To respond to Democrats' portrayal of Trump as a person of low character who harms the nation to suit his own needs, the convention featured several speakers highlighting their view of him as a generous man.

"I got to see who [President Trump] really is," said Andrew Pollack, whose daughter Meadow was killed in the Parkland, Fla., high school shooting in 2018 and who has advocated school safety measures while defending gun rights. "He's a good man and a great listener. And he cuts through the BS."

Democrats welcomed the arrival of the Republican National Convention with a new television ad accusing Trump of "job-destroying incompetence and deadly mismanagement" of the pandemic.
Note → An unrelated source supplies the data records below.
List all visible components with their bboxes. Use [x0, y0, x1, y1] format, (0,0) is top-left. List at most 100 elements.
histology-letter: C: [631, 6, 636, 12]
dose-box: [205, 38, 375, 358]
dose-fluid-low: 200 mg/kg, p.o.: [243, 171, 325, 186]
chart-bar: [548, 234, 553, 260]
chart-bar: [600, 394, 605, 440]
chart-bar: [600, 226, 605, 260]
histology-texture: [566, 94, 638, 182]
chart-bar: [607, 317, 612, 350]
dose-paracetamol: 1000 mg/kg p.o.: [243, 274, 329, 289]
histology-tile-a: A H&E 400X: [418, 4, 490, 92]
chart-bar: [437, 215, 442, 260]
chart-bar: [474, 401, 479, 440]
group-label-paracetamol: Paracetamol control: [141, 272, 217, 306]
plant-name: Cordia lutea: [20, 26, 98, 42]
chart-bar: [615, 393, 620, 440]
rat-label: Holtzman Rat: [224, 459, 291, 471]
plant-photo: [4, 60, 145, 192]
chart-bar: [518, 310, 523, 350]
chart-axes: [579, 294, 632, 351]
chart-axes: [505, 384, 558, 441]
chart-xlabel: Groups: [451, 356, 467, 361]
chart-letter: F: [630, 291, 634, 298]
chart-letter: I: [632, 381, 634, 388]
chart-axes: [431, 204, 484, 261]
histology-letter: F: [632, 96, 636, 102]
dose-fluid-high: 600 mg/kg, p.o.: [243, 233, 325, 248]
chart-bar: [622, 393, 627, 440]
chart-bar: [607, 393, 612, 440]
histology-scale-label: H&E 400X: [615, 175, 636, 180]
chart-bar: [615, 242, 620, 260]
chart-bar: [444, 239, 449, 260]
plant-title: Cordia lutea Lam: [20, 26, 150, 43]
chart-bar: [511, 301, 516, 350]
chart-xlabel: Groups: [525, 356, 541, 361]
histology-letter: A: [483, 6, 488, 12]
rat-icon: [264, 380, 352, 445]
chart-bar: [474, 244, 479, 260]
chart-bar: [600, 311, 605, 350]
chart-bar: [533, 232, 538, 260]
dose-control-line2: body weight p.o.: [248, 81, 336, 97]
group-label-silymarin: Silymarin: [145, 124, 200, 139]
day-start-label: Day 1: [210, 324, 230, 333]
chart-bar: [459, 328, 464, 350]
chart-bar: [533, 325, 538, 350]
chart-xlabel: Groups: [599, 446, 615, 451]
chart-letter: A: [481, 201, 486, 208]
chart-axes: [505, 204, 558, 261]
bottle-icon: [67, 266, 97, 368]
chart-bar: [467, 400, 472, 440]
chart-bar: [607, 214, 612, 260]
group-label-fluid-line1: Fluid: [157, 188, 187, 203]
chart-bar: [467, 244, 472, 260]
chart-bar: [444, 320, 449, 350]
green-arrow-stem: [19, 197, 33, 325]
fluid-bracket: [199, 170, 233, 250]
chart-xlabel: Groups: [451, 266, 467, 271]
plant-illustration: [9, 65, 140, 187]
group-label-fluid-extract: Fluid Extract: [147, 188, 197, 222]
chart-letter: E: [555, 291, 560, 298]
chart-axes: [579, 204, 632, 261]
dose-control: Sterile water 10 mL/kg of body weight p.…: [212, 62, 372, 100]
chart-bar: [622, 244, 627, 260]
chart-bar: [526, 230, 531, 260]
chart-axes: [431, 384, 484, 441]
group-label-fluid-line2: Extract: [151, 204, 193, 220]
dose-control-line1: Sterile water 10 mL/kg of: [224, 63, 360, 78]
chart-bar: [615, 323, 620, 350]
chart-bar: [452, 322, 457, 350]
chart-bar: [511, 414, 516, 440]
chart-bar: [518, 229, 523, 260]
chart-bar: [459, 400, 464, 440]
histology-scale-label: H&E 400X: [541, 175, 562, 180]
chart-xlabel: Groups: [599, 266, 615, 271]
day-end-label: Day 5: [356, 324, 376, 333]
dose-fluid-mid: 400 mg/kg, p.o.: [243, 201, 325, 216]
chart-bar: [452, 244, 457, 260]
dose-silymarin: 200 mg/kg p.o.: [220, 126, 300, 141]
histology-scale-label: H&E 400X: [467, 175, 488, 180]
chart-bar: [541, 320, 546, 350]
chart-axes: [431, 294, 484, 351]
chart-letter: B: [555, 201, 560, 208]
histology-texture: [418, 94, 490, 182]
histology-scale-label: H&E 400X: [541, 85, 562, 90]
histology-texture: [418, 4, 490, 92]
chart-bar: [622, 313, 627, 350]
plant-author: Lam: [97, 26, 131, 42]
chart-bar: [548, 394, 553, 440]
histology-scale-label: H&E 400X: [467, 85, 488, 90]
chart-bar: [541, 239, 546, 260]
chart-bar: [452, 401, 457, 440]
"Welcome to the RNC, Republican National Chaos," the narrator says in the 30-second spot, which opens with a scene of downtown Charlotte. "Because Trump is meeting the covid moment with job-destroying incompetence and deadly mismanagement, students and teachers are left to themselves, the jobless left without a lifeline, grandparents left to die alone, an economy left to perish."

Many of the party's remaining establishment figures stayed away. The only living former Republican president, George W. Bush, will not speak this week - a break from tradition. All three past Democratic presidents offered remarks at that party's convention last week.

Some vulnerable GOP senators are avoiding the Trump-dominated convention as well.

"It's a concession to reality when an incumbent president doesn't have a strong reelect number," said GOP strategist Doug Heye, who used to work at the Republican National Committee. "You don't have a lot of people in tough races flocking to be seen with him."

The night featured stalwart congressional defenders of Trump, including Rep. Jim Jordan, R-Ohio, and House Minority Whip Steve Scalise, R-La., as well as Sean Parnell, a GOP congressional candidate in Pennsylvania.

But it was Trump who hovered over the event Monday, beginning with his last-minute appearance at the roll call.

The roll call, which typically occurs on the Tuesday of a four-day convention week, had been moved up to keep some party business in Charlotte, chosen as the site of the convention before the pandemic, ahead of prime-time programming anchored in Washington.

Greeted by cheers of "four more years," Trump joked that he might deserve additional terms in office because of the investigations of his 2016 campaign. "If you want to really drive them crazy, you say 12 more years," he said, instantly prompting some chants of "12 more years."

The president received 2,050 delegates, a unanimous vote after primaries that set turnout records for an incumbent with no serious challenger. Three opponents had filed for the primaries, but only former Massachusetts governor Bill Weld stayed in the race past Super Tuesday, and the single delegate he won was reassigned to Trump.

Delegates who had largely stayed at their tables during Vice President Mike Pence's remarks crowded toward the front of the room to hear the president, who spoke briefly about the administration's response to the pandemic before talking about TV coverage of the convention, the restrictions that prevented an in-person event in North Carolina, energy pipelines, international trade deals, judicial appointments and his baseless refrain that the election would be "rigged" by the expansion of mail voting.

Trump spoke for more than 50 minutes, and some delegates moved back to their seats as he circled around familiar themes.

"They want no guns. They want no oil and gas. And they want no God," Trump said of Democrats.

The Trump campaign released 50 priorities for a second term Sunday night, and the president referred to a few of them. He pledged to "create 10 million jobs in the first 10 months," and he said an executive order that would drive down prescription drug prices by using trade powers would go into effect soon.